Proximal sensors techniques, such as portable X-ray fluorescence (pXRF) spectrometry and magnetic susceptibility (MS), are becoming increasingly popular for predicting soil properties worldwide. However, there are few studies investigating the effectiveness of combining these proximal sensors for prediction and mapping soil texture in tropical soils. This work evaluated the feasibility of combining such sensors for the prediction and mapping of soil texture (sand, silt, and clay contents) through random forest algorithm in an area with varying parent materials, soil classes and land uses. A total of 236 soil samples were collected from A and B horizons, following a regular-grid design with 200 m distance between samples. All samples were scanned with pXRF and susceptibilimeter. Models for A and B horizons separately and combined were built using 70% of the samples and validated with the remaining 30% of the samples. The models with the lowest RMSE values were chosen for soil mapping and further validation.
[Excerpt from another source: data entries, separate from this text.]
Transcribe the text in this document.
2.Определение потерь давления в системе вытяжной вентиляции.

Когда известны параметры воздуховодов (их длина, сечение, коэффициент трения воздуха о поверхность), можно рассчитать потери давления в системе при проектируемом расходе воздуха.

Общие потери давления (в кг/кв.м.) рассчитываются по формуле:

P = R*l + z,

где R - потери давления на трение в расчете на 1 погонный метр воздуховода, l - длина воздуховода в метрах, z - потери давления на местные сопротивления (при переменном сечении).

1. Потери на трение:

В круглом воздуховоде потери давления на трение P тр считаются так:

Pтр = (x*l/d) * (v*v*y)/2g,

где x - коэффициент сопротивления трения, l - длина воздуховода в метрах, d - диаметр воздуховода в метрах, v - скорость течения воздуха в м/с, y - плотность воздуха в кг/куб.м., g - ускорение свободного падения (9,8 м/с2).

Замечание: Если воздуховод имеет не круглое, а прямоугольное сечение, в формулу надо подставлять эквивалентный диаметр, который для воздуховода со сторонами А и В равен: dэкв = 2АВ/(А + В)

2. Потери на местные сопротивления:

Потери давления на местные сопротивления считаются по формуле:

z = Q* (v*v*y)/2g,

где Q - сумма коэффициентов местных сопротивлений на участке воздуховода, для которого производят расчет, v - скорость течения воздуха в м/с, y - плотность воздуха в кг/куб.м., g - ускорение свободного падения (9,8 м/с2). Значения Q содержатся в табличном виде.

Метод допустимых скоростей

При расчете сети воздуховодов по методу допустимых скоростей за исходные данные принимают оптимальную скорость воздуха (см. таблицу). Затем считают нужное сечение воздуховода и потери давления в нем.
The predictions produced acceptable accuracy in modeling and mapping clay and sand fractions, but were less effective to directly predict silt fraction, although it can be easily calculated through: silt = 100 - sand – clay. MS, Fe, K2O, and SiO2, properties related to soil parent material, were the most important variables for the predictions. The best models achieved an R2 for sand, silt and clay of 0.79, 0.44 and 0.71, respectively. These results represent alternative methods for reducing costs and accelerating the assessment of soil texture spatial variability, supporting agronomic and environmental decision makings.